- Born: Bent
- Citizenship: Jamaica
- Occupation: Police officer
- Employer: Jamaica Constabulary Force
- Known for: Commissioner of Corrections

= Jevene Bent =

Jamaican police officer

Jevene Bent is a former Jamaican police officer who was deputy commissioner of the Jamaica Constabulary Force from 2003 to 2013, the first woman to hold this rank. She later served as Commissioner of Corrections from 2013 to 2014.

Bent grew up in a small farming community near Southfield, Jamaica. She initially trained as a teacher, attending the Church Teachers' College in Mandeville; she raised and sold pigs in order to fund her education. In 1976, Bent cut short her teaching career to join the Jamaica Constabulary Force (JCF). She was one of the first female recruits to train alongside her male counterparts – previously, women who joined the force had been placed into separate female-only units. Bent's first posting was to Half Way Tree, Kingston. She was eventually promoted to assistant commissioner of police, in that capacity serving as an area commander with responsibility for multiple parishes and up to 900 officers.

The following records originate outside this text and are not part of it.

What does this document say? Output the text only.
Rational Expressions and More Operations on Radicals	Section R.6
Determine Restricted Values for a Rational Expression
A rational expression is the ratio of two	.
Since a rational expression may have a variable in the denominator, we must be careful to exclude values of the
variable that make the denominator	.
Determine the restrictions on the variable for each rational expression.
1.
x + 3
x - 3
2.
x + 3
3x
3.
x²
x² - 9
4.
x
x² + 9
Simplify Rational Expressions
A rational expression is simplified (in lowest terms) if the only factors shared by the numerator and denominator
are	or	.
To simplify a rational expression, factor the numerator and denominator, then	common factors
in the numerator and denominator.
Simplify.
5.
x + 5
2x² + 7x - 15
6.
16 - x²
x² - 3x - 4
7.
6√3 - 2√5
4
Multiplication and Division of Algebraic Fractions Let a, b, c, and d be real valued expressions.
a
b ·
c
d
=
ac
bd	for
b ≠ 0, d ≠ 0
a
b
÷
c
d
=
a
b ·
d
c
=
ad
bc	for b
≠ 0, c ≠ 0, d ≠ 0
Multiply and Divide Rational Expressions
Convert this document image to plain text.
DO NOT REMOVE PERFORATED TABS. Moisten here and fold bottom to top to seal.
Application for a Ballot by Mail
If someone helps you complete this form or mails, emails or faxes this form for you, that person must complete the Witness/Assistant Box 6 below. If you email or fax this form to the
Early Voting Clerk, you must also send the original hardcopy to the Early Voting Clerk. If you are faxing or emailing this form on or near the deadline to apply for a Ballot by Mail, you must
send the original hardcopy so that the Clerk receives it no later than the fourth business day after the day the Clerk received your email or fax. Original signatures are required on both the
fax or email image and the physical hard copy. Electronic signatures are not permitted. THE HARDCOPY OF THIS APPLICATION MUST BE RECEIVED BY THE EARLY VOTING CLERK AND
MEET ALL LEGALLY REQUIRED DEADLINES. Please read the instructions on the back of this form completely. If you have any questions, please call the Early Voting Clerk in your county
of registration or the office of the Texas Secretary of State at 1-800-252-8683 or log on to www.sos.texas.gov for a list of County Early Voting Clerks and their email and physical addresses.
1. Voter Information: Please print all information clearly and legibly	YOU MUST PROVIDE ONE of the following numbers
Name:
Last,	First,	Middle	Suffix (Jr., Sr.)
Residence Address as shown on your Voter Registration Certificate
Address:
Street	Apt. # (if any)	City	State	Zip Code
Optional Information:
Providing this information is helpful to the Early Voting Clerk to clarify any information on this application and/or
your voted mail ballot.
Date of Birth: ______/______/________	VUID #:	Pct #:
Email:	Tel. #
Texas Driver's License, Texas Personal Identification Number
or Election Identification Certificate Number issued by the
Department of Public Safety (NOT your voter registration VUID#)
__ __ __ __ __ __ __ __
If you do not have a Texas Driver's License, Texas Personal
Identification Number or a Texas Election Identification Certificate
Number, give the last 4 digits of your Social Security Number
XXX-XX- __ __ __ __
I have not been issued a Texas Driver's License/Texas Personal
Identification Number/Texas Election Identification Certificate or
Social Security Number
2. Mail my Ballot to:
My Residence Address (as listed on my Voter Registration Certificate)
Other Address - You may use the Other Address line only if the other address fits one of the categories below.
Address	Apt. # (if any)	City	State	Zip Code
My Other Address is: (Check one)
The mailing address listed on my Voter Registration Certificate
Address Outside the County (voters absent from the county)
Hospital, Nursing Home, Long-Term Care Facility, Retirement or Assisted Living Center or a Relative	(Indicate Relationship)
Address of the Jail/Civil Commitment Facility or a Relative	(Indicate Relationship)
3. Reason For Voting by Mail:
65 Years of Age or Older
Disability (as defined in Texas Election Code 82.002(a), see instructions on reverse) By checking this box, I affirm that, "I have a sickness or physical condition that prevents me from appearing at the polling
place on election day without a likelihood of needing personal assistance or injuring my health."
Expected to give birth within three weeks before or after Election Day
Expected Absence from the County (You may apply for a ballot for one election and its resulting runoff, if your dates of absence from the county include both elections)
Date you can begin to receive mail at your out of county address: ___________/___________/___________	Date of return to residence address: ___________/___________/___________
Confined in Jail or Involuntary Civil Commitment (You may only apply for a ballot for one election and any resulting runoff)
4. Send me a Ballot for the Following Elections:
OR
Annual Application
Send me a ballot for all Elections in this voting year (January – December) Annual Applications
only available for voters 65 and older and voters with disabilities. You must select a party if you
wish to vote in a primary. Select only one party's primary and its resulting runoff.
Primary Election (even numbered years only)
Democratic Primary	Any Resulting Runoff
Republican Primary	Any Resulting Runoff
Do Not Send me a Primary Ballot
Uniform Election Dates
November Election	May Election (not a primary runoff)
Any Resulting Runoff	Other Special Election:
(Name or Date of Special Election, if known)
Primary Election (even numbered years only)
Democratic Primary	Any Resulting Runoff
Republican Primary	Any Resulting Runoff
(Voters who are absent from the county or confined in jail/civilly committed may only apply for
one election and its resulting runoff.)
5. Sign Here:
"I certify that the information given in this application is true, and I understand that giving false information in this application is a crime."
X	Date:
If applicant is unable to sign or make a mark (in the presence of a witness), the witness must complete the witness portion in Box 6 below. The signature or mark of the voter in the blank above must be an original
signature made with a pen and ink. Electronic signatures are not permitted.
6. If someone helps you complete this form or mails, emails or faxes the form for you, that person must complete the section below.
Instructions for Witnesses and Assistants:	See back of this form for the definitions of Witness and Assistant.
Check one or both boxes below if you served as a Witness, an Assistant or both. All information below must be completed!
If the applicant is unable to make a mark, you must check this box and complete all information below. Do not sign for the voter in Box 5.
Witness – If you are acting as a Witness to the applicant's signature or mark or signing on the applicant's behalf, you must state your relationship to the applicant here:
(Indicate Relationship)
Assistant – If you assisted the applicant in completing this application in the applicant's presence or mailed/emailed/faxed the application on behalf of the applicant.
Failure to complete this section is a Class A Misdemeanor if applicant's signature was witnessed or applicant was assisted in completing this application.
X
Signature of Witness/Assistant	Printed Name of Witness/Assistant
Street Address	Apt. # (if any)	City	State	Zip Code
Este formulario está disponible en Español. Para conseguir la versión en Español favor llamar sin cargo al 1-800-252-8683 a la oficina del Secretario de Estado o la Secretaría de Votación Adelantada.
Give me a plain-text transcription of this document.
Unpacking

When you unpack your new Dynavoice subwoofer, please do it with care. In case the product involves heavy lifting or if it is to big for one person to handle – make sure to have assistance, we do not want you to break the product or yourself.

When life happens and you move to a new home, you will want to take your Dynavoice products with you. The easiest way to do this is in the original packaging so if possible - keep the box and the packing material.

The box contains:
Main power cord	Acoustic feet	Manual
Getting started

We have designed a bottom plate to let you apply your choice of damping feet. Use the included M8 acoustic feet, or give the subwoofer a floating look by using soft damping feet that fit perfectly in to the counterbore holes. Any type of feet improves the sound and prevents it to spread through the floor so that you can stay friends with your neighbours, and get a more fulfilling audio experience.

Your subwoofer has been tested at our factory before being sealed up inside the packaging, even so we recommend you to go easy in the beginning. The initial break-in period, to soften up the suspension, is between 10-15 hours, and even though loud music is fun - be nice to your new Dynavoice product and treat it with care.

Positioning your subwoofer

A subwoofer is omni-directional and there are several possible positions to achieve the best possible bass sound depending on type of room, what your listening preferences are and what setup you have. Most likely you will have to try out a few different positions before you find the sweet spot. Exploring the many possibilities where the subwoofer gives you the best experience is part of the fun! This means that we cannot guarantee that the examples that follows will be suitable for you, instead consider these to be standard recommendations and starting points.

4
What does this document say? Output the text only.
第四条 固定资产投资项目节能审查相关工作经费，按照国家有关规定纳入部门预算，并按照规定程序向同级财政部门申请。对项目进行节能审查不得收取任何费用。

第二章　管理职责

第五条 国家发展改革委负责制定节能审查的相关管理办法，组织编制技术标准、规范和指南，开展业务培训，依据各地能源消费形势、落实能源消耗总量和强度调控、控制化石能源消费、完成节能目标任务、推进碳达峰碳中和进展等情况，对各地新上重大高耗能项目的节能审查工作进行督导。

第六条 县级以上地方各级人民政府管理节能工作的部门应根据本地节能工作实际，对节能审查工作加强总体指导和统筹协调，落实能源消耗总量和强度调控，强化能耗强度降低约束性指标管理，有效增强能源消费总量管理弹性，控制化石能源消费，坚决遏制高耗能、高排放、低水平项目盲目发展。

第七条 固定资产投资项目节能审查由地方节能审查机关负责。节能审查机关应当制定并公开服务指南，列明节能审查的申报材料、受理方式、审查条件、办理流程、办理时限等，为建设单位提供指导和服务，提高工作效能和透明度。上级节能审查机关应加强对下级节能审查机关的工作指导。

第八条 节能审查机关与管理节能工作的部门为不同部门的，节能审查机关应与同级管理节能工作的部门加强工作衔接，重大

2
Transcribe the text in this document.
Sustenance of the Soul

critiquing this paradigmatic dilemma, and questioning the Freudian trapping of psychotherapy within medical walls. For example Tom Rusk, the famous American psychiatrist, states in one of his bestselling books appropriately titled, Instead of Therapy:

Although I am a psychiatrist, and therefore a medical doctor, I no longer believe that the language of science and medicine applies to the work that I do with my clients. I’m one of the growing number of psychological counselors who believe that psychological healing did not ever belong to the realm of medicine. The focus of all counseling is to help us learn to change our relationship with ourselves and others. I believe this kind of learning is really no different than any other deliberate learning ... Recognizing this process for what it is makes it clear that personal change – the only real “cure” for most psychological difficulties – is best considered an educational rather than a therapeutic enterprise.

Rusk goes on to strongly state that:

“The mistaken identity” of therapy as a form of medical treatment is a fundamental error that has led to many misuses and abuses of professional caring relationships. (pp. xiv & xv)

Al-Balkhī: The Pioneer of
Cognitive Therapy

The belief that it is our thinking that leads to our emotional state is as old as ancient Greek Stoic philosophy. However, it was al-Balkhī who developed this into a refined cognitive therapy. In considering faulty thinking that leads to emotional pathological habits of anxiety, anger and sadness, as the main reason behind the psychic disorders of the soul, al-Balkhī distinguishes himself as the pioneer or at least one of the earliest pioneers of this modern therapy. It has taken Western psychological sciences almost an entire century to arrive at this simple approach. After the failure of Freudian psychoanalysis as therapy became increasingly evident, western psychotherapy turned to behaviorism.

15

In May 2003, Bent was promoted to deputy commissioner of police (DCP), the second-highest rank in the JCF. She was the first woman to hold the position, and according to some sources was the first female DCP in the entire Caribbean. Bent spent periods in charge of the training branch and the administrative and support services branch, and also acted as commissioner of police on multiple occasions. She retired from the JFC in May 2013. The following month, Bent was appointed by the Public Service Commission as the new Commissioner of Corrections, placing her in charge of the Department of Correctional Services. As commissioner, she advocated for the use of community service orders for low-level offenders, in order to save resources, and also introduced new rehabilitation programs for juvenile offenders. Bent resigned in June 2014, apparently due to a budgetary dispute. In response, the Jamaica Federation of Corrections (the prison employees' union) called on her to rescind her resignation, with the federation's chairman describing her as "the best commissioner the department has had in 12 years."